Vernissage ‘Ons Rosendale’
Gedicht over ons Roosendaal, geïnspireerd door de tijdelijke tentoonstelling 'Ons Rosendale' in het Tongerlohuys
Een paar dagen na Kerstmis! Onnozele kinderen 28 december!
De gebeurtenis op deze dag in ons gezin, daar wil ik wel wat over kwijt. Toen Koning Herodes hoorde dat er een nieuwe Joodse Koning was geboren, liet hij onschuldige jongens van twee jaar en jonger vermoorden. Koning Herodes was bang om zijn macht te verliezen. En door de kinderen te vermoorden dacht hij er zeker van te zijn dat de nieuwe Koning daar bij zou zijn.

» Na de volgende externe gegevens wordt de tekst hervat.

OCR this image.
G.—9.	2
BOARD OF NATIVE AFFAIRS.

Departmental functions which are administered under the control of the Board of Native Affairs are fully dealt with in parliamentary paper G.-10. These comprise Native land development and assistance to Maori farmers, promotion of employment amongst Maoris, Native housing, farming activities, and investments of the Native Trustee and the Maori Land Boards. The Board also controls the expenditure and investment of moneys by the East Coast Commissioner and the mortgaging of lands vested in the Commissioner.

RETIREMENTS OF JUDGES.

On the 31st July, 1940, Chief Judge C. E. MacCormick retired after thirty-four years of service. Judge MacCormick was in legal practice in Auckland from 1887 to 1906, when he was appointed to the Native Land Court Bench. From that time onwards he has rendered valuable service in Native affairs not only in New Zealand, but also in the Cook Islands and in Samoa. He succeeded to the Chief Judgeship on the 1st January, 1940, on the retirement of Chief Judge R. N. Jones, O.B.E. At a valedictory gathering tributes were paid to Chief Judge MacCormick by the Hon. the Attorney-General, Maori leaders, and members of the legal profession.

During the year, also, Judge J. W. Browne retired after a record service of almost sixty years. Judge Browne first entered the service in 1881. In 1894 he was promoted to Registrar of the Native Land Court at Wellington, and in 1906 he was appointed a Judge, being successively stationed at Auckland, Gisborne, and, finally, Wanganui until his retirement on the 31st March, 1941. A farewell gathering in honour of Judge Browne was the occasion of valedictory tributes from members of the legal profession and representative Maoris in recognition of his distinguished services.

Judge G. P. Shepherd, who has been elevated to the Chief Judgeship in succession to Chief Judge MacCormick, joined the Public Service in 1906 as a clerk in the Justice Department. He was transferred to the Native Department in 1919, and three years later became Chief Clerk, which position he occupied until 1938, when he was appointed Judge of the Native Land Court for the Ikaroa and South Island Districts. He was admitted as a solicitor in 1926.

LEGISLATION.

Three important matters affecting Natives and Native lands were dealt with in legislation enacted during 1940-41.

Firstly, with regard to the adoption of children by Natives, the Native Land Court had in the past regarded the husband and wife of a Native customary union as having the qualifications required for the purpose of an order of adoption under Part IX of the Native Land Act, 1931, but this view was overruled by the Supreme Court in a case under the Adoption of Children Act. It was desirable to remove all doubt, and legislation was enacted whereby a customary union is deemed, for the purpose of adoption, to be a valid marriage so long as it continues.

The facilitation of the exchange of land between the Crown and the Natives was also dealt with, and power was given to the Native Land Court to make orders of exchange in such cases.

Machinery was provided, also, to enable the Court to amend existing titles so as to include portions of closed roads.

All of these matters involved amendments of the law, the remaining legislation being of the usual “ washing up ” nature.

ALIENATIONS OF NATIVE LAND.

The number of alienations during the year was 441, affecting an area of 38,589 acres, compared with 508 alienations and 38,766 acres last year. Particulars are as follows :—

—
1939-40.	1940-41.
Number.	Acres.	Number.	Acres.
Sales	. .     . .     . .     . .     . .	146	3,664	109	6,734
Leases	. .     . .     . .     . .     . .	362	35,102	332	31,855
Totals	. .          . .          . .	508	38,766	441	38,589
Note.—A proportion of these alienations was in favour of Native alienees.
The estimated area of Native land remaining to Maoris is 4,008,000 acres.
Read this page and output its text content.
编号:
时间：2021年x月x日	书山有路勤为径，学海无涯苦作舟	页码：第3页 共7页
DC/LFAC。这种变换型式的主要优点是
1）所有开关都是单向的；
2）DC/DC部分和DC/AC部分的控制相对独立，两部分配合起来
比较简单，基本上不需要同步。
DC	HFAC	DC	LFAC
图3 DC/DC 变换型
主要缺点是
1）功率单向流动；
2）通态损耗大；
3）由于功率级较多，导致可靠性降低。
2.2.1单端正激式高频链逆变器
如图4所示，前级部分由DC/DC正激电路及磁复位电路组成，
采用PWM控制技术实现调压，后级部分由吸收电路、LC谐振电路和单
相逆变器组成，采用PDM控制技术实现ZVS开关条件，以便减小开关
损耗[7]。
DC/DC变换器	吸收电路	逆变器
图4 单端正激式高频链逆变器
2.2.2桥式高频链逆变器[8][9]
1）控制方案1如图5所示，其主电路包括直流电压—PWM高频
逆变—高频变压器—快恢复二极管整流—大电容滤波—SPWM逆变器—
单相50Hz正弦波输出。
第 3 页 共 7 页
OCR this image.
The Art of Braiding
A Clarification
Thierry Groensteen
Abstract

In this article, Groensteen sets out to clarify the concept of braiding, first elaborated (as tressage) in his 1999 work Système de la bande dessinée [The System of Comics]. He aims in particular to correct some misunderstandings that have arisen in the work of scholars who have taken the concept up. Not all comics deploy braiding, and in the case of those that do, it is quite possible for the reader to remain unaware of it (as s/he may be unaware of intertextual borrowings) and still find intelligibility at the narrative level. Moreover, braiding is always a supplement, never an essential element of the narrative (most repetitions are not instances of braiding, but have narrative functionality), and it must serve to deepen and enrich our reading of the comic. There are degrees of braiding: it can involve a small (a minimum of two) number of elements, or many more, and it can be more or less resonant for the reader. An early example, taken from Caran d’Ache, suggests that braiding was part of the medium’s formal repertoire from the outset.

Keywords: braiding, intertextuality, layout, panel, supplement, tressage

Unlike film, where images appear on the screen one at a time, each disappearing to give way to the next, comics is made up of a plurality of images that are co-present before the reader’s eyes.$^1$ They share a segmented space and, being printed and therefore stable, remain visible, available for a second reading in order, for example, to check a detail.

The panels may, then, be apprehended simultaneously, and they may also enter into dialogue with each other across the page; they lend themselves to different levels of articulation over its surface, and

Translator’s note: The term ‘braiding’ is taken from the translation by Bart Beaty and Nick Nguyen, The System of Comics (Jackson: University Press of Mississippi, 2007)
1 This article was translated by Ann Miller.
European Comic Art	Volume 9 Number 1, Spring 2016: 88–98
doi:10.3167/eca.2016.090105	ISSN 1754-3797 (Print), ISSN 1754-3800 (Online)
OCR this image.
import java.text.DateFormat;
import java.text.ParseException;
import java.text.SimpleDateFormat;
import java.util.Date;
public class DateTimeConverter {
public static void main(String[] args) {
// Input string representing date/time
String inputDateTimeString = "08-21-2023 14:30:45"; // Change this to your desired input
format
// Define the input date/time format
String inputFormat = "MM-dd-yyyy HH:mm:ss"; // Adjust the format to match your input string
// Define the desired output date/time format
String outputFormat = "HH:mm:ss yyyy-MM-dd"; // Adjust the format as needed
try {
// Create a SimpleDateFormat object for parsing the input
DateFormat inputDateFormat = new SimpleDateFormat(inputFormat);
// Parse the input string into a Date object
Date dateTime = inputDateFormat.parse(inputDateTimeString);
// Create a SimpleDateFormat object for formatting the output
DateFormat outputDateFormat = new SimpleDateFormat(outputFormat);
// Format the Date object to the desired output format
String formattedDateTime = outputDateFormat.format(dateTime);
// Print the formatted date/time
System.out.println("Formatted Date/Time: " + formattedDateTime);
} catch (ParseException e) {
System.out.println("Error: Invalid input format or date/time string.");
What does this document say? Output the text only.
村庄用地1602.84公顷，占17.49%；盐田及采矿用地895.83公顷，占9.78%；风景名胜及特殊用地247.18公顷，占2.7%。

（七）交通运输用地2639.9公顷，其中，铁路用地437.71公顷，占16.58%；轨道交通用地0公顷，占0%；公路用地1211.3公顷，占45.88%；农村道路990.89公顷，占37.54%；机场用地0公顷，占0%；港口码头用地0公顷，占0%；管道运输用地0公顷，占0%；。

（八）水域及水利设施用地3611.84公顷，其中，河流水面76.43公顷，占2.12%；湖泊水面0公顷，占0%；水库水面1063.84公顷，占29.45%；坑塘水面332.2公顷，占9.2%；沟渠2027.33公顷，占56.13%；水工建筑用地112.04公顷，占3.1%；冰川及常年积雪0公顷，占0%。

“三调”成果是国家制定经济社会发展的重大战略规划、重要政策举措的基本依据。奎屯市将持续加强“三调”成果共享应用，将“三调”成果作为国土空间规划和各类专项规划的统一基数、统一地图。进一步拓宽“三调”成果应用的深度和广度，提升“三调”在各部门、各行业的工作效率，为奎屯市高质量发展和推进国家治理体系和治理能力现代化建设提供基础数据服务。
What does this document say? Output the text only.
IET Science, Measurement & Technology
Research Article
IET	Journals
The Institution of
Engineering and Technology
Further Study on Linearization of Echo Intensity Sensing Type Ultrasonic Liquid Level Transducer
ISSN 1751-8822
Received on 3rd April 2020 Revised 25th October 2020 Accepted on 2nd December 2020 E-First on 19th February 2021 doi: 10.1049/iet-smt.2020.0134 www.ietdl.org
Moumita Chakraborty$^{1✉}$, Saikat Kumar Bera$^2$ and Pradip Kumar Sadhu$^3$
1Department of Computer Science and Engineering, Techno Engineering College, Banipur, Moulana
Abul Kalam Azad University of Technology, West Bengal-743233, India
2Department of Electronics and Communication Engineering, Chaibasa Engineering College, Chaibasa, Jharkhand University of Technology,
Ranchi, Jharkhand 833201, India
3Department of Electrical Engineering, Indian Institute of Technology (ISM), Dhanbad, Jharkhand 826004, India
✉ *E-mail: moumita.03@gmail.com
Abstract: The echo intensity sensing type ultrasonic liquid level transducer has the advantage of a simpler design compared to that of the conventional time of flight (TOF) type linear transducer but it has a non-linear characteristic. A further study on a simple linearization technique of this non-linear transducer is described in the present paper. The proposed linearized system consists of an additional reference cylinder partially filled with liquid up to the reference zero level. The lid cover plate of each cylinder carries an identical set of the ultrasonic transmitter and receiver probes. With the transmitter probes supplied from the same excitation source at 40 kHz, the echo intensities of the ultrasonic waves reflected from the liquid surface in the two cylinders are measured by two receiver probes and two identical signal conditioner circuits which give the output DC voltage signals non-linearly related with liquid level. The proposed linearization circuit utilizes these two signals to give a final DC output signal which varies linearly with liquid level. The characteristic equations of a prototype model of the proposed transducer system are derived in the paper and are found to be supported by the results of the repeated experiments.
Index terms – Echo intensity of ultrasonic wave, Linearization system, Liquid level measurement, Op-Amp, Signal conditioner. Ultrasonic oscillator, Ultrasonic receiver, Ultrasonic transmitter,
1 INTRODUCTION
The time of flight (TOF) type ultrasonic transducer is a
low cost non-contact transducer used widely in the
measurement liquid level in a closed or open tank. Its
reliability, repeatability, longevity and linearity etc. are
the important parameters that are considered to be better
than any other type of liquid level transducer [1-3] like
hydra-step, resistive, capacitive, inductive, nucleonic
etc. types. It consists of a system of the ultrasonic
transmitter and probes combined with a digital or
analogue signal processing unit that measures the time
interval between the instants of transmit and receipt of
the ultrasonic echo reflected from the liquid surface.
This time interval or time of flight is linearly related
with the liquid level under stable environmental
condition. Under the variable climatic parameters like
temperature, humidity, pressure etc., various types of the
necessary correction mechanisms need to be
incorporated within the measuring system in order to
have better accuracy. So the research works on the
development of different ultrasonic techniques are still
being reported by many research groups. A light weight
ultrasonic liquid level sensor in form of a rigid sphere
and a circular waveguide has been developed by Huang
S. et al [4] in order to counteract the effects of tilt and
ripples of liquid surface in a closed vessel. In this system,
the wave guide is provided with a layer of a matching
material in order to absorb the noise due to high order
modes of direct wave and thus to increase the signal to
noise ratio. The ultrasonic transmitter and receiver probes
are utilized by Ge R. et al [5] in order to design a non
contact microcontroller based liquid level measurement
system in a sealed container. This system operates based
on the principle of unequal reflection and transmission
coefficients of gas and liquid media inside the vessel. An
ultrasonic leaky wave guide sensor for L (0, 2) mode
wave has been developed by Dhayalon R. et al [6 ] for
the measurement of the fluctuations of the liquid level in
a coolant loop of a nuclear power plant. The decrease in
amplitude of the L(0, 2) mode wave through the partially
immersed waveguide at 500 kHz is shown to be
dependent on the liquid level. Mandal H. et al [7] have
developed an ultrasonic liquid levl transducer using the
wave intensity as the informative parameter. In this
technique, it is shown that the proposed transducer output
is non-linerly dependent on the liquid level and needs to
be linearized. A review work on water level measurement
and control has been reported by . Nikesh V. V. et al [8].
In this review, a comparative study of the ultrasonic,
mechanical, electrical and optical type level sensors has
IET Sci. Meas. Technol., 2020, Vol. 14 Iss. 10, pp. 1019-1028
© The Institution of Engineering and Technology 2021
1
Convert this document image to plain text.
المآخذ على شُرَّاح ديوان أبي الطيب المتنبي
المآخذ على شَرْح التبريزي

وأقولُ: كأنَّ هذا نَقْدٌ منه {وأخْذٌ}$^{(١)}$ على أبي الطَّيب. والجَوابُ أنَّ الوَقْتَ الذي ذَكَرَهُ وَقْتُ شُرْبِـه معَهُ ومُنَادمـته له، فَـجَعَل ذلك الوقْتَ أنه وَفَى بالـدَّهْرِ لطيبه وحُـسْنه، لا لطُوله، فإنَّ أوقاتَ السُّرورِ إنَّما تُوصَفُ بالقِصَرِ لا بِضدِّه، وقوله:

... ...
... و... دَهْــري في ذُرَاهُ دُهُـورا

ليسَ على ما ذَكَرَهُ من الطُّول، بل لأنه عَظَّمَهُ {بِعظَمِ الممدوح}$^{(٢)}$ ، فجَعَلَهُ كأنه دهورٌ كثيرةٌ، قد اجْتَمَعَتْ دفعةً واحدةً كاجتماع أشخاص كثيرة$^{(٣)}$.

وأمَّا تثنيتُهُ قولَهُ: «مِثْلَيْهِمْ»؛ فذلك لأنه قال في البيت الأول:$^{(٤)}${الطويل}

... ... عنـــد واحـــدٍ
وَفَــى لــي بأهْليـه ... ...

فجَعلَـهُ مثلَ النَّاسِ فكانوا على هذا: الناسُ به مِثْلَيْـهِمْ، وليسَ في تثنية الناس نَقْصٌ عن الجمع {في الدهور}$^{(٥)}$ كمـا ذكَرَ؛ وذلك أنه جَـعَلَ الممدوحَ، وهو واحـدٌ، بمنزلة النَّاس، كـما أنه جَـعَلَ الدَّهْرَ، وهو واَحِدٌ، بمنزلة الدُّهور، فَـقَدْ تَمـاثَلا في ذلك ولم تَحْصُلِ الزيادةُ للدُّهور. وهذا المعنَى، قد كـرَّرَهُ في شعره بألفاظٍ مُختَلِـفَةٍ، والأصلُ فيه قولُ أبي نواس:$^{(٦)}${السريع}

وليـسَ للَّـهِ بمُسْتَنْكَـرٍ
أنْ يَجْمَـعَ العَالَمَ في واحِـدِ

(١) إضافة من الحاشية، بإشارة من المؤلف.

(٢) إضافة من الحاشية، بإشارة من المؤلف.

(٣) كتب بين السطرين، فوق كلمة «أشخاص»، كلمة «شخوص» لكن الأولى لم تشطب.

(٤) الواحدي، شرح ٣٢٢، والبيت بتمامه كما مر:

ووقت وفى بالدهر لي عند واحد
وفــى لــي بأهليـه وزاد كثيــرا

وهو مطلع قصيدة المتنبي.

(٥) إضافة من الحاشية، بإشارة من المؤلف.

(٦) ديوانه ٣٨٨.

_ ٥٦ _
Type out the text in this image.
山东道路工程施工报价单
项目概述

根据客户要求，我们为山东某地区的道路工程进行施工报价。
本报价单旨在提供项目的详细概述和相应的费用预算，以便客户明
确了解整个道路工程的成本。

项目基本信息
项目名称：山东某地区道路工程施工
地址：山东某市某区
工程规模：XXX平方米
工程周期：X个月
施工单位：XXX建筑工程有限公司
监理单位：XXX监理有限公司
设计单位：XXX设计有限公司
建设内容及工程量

Vandaar de traditie op 28 december en werd er gezegd ‘de dag van de onnozele kinderen’, ook wel ‘de dag van de onschuldige kinderen’. Het was een dag waar wij vroeger in ons gezin thuis ook aan meededen. De jongste van de kinderen had het deze dag voor het zeggen zoals bijvoorbeeld wat er gegeten zou worden, welke spelletjes zouden spelen. Hij had op die dag ideeën genoeg. Maar die kwamen gelukkig allemaal niet uit. Ons moeder hield hem kort. “Tot op zekere hoogte”, zei ze dan!
Oudejaarsdag, 31 december
Van ’t ouwe jaor in ’t nuuwe jaor speule.
Op deze dag was het de gewoonte om oliebollen te eten. Ons moeder bakte de oliebollen zelf. Een grote pan met hete olie op de plattebuiskachel en een pan met oliebollendeeg op het aanrecht. Met een pollepel werd het deeg in de warme olie gedaan. Meteen vormde zich dan de oliebol. Met een stukje appel of rozijnen werd het nog lekkerder en specialer gemaakt. We luisterden naar een hoorspel op de radio en ondertussen werd er kaart gespeeld zoals rikken, jokeren en dammen, schaken of monopoly tot laat in de nacht. Met onderbreking om elkaar rond middernacht een zalig Nieuwjaar te wensen.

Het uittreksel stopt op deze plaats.